Is Climate Warming Altering the Severity and Frequency of Forest Insect Outbreaks in the Northwest?

    Faculty Advisory

  • Patrick Tobin, University of Washington,
  • NW CASC Fellow

  • Alex Pane, University of Washington,
In Progress

The forests of the Northwest are host to many native and nonnative biotic disturbance agents (e.g., bark beetles and folivores). Higher temperatures, longer summers, and in turn, greater drought stress, are all likely to contribute to greater disturbance intensity, severity, and related tree mortality. Most research has focused on the singular effects of biotic disturbance agents on their respective host trees and short-term ecosystem responses following disturbance. However, disturbance rarely occurs in isolation; tree decline and mortality from interacting biotic disturbance agents is a complex, ongoing and poorly understood process. Biotic disturbance is an inherent ecological process in the Northwest; thus, understanding the patterns of biotic disturbance interactions is pivotal to the management and preservation of regional forests.

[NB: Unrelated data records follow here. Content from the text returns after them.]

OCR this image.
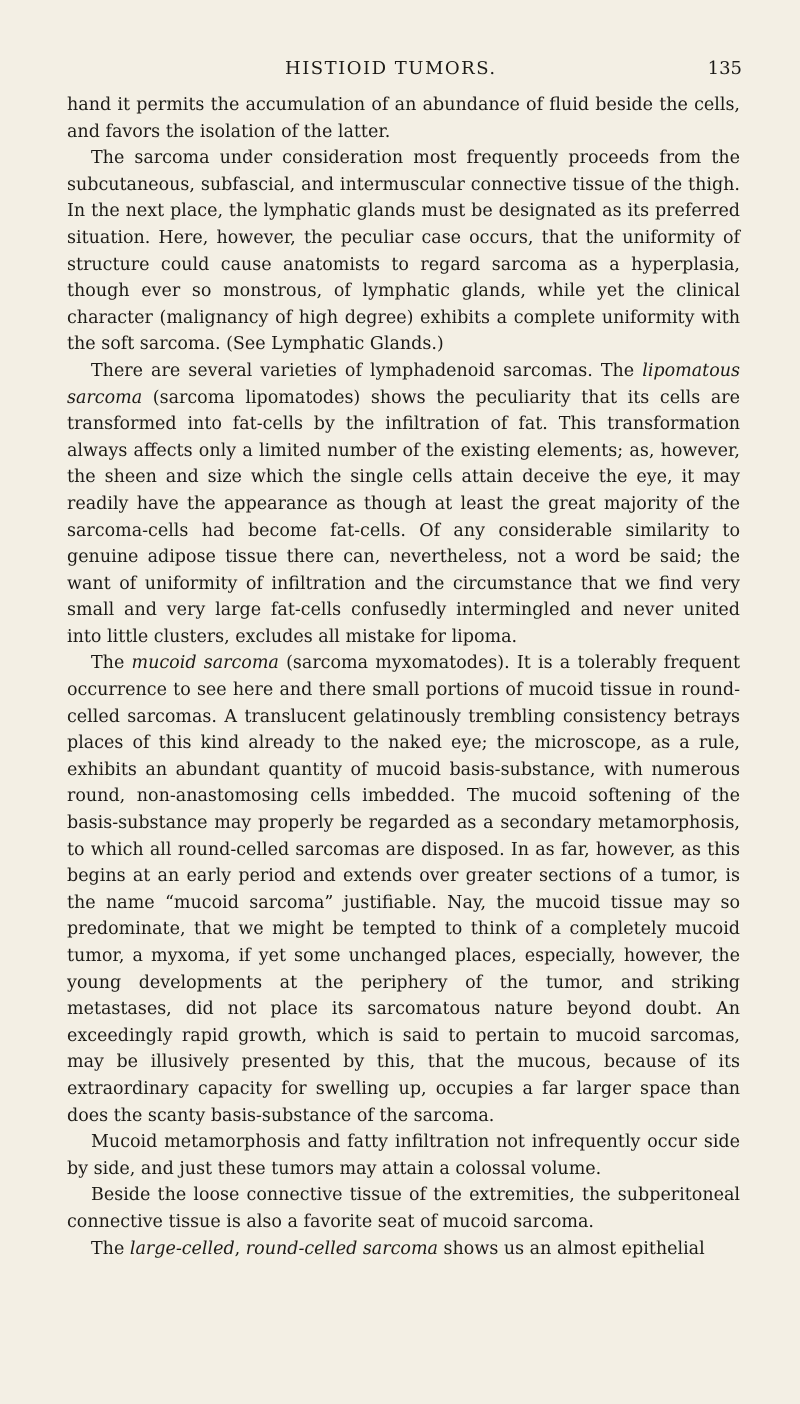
HISTIOID TUMORS.	135

hand it permits the accumulation of an abundance of fluid beside the cells, and favors the isolation of the latter.

The sarcoma under consideration most frequently proceeds from the subcutaneous, subfascial, and intermuscular connective tissue of the thigh. In the next place, the lymphatic glands must be designated as its preferred situation. Here, however, the peculiar case occurs, that the uniformity of structure could cause anatomists to regard sarcoma as a hyperplasia, though ever so monstrous, of lymphatic glands, while yet the clinical character (malignancy of high degree) exhibits a complete uniformity with the soft sarcoma. (See Lymphatic Glands.)

There are several varieties of lymphadenoid sarcomas. The lipomatous sarcoma (sarcoma lipomatodes) shows the peculiarity that its cells are transformed into fat-cells by the infiltration of fat. This transformation always affects only a limited number of the existing elements; as, however, the sheen and size which the single cells attain deceive the eye, it may readily have the appearance as though at least the great majority of the sarcoma-cells had become fat-cells. Of any considerable similarity to genuine adipose tissue there can, nevertheless, not a word be said; the want of uniformity of infiltration and the circumstance that we find very small and very large fat-cells confusedly intermingled and never united into little clusters, excludes all mistake for lipoma.

The mucoid sarcoma (sarcoma myxomatodes). It is a tolerably frequent occurrence to see here and there small portions of mucoid tissue in round-celled sarcomas. A translucent gelatinously trembling consistency betrays places of this kind already to the naked eye; the microscope, as a rule, exhibits an abundant quantity of mucoid basis-substance, with numerous round, non-anastomosing cells imbedded. The mucoid softening of the basis-substance may properly be regarded as a secondary metamorphosis, to which all round-celled sarcomas are disposed. In as far, however, as this begins at an early period and extends over greater sections of a tumor, is the name “mucoid sarcoma” justifiable. Nay, the mucoid tissue may so predominate, that we might be tempted to think of a completely mucoid tumor, a myxoma, if yet some unchanged places, especially, however, the young developments at the periphery of the tumor, and striking metastases, did not place its sarcomatous nature beyond doubt. An exceedingly rapid growth, which is said to pertain to mucoid sarcomas, may be illusively presented by this, that the mucous, because of its extraordinary capacity for swelling up, occupies a far larger space than does the scanty basis-substance of the sarcoma.

Mucoid metamorphosis and fatty infiltration not infrequently occur side by side, and just these tumors may attain a colossal volume.

Beside the loose connective tissue of the extremities, the subperitoneal connective tissue is also a favorite seat of mucoid sarcoma.

The large-celled, round-celled sarcoma shows us an almost epithelial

This project will look to fill current knowledge gaps by determining at risk native tree species and the potential impacts an invasive species may have on disturbance dynamics under a changing climate. We will also look to identify local-to-regional scale biotic and abiotic processes that enable repeated insect outbreaks to occur within forest ecosystems. The findings from this project could inform management strategies for both native and nonnative disturbance agents while providing insights into how these strategies may need to change to continue to succeed in a warming climate.